Cada hora sin electricidad implica una pérdida estimada de 1,2 millones de dólares en producción industrial y servicios. El sector agroalimentario perdió el 44 % de sus stocks refrigerados en abril. Las PYMEs reportan un cierre del 72 % en actividades que requieren energía continua. El turismo —que aporta el 10 % del PIB— sufrió una caída del 38 % en reservas internacionales en lo que va de 2026.
Impacto en la cadena de suministro
Sin electricidad, no hay bombeo de agua, no hay molienda de caña, no hay procesamiento de pescado. El transporte público opera al 18 % de su capacidad. Las farmacias no pueden conservar vacunas. La inseguridad alimentaria afecta al 61 % de los hogares, según la FAO.
¿Qué papel juega la estrategia estadounidense en esta crisis?
Fuentes de la Administración Trump, citadas por Axios, describen una política de aceleración controlada de la inestabilidad. No buscan un cambio de régimen inmediato, sino una presión escalonada mediante sanciones energéticas y advertencias a inversores europeos y canadienses. El objetivo explícito es explotar el verano caribeño: altas temperaturas, falta de refrigeración, descomposición de alimentos y malestar acumulado.
El límite de la intervención militar
Washington descarta una ocupación prolongada. Las fuentes señalan que “no quiere tropas sobre el terreno durante más de 48 horas”, por temor a un atolladero en ciernes. La estrategia prioriza el desgaste institucional, no la confrontación armada.
¿Qué marco legal y práctico regula la respuesta cubana?
El Decreto-Ley 32/2023 establece el racionamiento eléctrico como medida de “seguridad nacional”, pero carece de mecanismos de fiscalización ciudadana. La Ley de Energía Renovable 2022 no ha generado inversión privada por la ausencia de garantías contractuales y la imposibilidad de repatriar ganancias. El Convenio de Cooperación Energética con Rusia (2025) no ha entregado ni un solo transformador operativo.
Datos Clave
- Los apagones en La Habana superan las 22 horas diarias.

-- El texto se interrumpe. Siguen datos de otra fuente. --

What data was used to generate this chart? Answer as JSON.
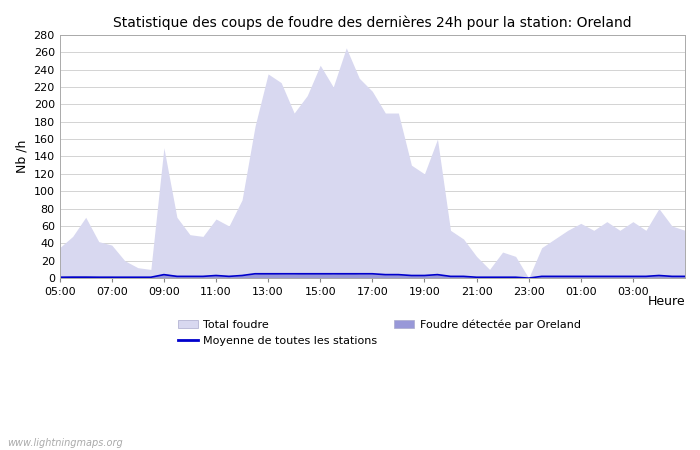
{
  "title": "Statistique des coups de foudre des dernières 24h pour la station: Oreland",
  "xlabel": "Heure",
  "ylabel": "Nb /h",
  "watermark": "www.lightningmaps.org",
  "ylim": [
    0,
    280
  ],
  "yticks": [
    0,
    20,
    40,
    60,
    80,
    100,
    120,
    140,
    160,
    180,
    200,
    220,
    240,
    260,
    280
  ],
  "xtick_labels": [
    "05:00",
    "07:00",
    "09:00",
    "11:00",
    "13:00",
    "15:00",
    "17:00",
    "19:00",
    "21:00",
    "23:00",
    "01:00",
    "03:00"
  ],
  "xtick_positions": [
    5,
    7,
    9,
    11,
    13,
    15,
    17,
    19,
    21,
    23,
    25,
    27
  ],
  "xlim": [
    5.0,
    29.0
  ],
  "color_total": "#d8d8f0",
  "color_detected": "#9898d8",
  "color_moyenne": "#0000cc",
  "bg_color": "#ffffff",
  "grid_color": "#cccccc",
  "legend_total": "Total foudre",
  "legend_detected": "Foudre détectée par Oreland",
  "legend_moyenne": "Moyenne de toutes les stations",
  "x_hours": [
    5.0,
    5.5,
    6.0,
    6.5,
    7.0,
    7.5,
    8.0,
    8.5,
    9.0,
    9.5,
    10.0,
    10.5,
    11.0,
    11.5,
    12.0,
    12.5,
    13.0,
    13.5,
    14.0,
    14.5,
    15.0,
    15.5,
    16.0,
    16.5,
    17.0,
    17.5,
    18.0,
    18.5,
    19.0,
    19.5,
    20.0,
    20.5,
    21.0,
    21.5,
    22.0,
    22.5,
    23.0,
    23.5,
    24.0,
    24.5,
    25.0,
    25.5,
    26.0,
    26.5,
    27.0,
    27.5,
    28.0,
    28.5,
    29.0
  ],
  "total_foudre": [
    35,
    48,
    70,
    42,
    38,
    20,
    12,
    10,
    150,
    70,
    50,
    48,
    68,
    60,
    90,
    175,
    235,
    225,
    190,
    210,
    245,
    220,
    265,
    230,
    215,
    190,
    190,
    130,
    120,
    160,
    55,
    45,
    25,
    10,
    30,
    25,
    0,
    35,
    45,
    55,
    63,
    55,
    65,
    55,
    65,
    55,
    80,
    60,
    55
  ],
  "detected_foudre": [
    2,
    3,
    3,
    2,
    2,
    1,
    1,
    1,
    5,
    3,
    2,
    2,
    3,
    2,
    3,
    5,
    6,
    5,
    5,
    6,
    6,
    5,
    6,
    5,
    5,
    4,
    4,
    3,
    3,
    4,
    2,
    2,
    1,
    1,
    1,
    1,
    0,
    2,
    2,
    2,
    2,
    2,
    2,
    2,
    2,
    2,
    3,
    2,
    2
  ],
  "moyenne": [
    1,
    1,
    1,
    1,
    1,
    1,
    1,
    1,
    4,
    2,
    2,
    2,
    3,
    2,
    3,
    5,
    5,
    5,
    5,
    5,
    5,
    5,
    5,
    5,
    5,
    4,
    4,
    3,
    3,
    4,
    2,
    2,
    1,
    1,
    1,
    1,
    0,
    2,
    2,
    2,
    2,
    2,
    2,
    2,
    2,
    2,
    3,
    2,
    2
  ]
}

- El Sistema Electroenergético Nacional (SEN) opera al 29 % de su capacidad técnica.
- El 92 % de los hospitales carece de generadores funcionales.

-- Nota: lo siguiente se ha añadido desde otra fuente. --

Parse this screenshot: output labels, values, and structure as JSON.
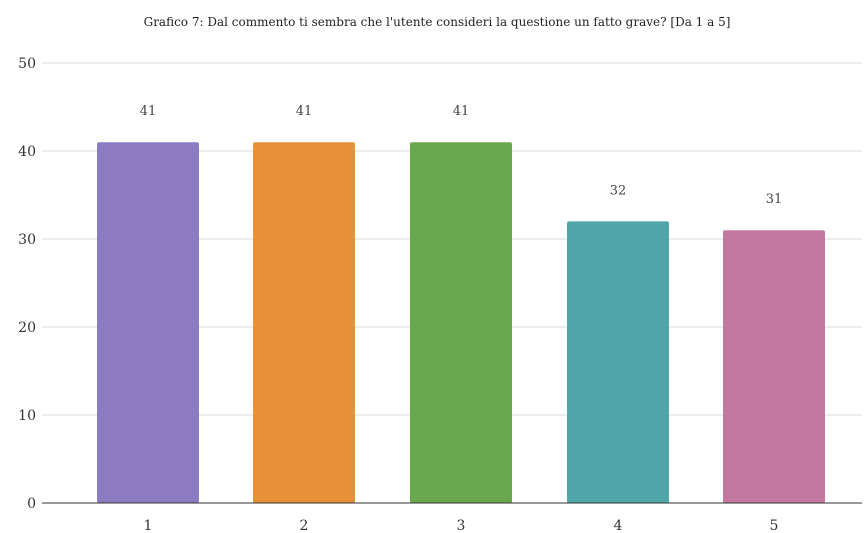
{
  "chart_data": {
    "type": "bar",
    "title": "Grafico 7: Dal commento ti sembra che l'utente consideri la questione un fatto grave? [Da 1 a 5]",
    "categories": [
      "1",
      "2",
      "3",
      "4",
      "5"
    ],
    "values": [
      41,
      41,
      41,
      32,
      31
    ],
    "data_labels": [
      "41",
      "41",
      "41",
      "32",
      "31"
    ],
    "colors": [
      "#8c7bc1",
      "#e69138",
      "#6aa84f",
      "#4fa5a8",
      "#c2789f"
    ],
    "ylim": [
      0,
      50
    ],
    "yticks": [
      "0",
      "10",
      "20",
      "30",
      "40",
      "50"
    ],
    "xlabel": "",
    "ylabel": "",
    "grid": true,
    "legend": "none"
  }
}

- Las sanciones estadounidenses han reducido un 76 % las importaciones de combustible desde 2024.
- El índice de pobreza extrema se disparó al 58,3 % en el primer trimestre de 2026 (ONEI).
La crisis energética en Cuba no es solo técnica: es un punto de convergencia entre desgaste institucional, presión geopolítica y colapso logístico. Su resolución exige no solo inversión en infraestructura, sino reformas regulatorias que atraigan capital sin condicionalidades políticas. Mientras tanto, cada cacerolazo en la oscuridad marca un nuevo umbral de resistencia social.